The Special Tribunal for Lebanon has accused five Hizbullah members of involvement in the 2005 assassination of ex-PM Rafik Hariri.
The party has dismissed the court as a U.S.-Israeli scheme and vowed to never cooperate with it.
The STL opened last week in a suburb outside The Hague nine years after the huge Beirut blast that killed Hariri.
The STL is unique in international justice as it was set up to try the perpetrators of a terrorist attack and because it can try the suspects in absentia.
The February 14, 2005 seafront blast killed 22 people as well as Damascus opponent Hariri and wounded 226, leading to the establishment by the U.N. Security Council of the STL in 2007.
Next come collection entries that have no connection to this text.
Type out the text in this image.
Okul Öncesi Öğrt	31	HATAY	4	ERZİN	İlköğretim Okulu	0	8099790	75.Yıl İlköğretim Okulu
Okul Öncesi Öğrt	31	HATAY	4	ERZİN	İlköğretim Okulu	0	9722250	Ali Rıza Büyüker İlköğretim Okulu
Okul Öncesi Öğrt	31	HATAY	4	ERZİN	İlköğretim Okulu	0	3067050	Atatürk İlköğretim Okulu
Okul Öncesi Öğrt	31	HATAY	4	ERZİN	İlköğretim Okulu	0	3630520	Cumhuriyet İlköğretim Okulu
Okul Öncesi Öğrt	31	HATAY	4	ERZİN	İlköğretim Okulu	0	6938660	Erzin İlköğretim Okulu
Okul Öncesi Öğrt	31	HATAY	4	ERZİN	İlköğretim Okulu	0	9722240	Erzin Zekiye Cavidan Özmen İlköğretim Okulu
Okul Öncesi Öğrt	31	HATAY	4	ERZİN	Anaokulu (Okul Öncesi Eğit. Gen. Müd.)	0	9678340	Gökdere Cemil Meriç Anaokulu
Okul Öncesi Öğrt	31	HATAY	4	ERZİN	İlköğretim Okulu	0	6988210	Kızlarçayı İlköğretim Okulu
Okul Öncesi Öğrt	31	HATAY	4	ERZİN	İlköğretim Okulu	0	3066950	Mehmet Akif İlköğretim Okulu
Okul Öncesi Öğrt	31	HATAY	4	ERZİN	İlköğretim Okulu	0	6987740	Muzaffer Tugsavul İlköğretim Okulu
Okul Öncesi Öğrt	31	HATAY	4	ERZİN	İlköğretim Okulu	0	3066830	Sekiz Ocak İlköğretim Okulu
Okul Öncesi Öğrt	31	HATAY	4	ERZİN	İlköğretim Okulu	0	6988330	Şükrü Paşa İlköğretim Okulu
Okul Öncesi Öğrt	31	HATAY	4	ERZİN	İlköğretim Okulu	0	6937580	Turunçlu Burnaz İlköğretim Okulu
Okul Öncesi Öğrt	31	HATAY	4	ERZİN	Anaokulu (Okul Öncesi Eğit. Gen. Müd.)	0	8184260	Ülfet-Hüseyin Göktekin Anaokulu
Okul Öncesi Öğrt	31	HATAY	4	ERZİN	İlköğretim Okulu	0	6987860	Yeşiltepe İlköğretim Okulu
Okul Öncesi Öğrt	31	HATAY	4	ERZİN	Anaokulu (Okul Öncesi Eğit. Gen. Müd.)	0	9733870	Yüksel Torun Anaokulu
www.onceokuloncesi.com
Prosecutors will aim to prove the accused men's involvement through tracking their alleged use of mobile phones before, during and after the attack.
Suspects belong to Syria- and Iran-backed Hizbullah
Although the attack was initially blamed on pro-Syrian Lebanese generals, the court in 2011 issued arrest warrants against Mustafa Badreddine, 52, Salim Ayyash, 50, Hussein Oneissi, 39, and Assad Sabra, 37, all members of the Syrian- and Iranian-backed Shiite movement Hizbullah.
A fifth suspect, Hassan Habib Merhi, 48, was indicted last year and his case may yet be joined to the current trial.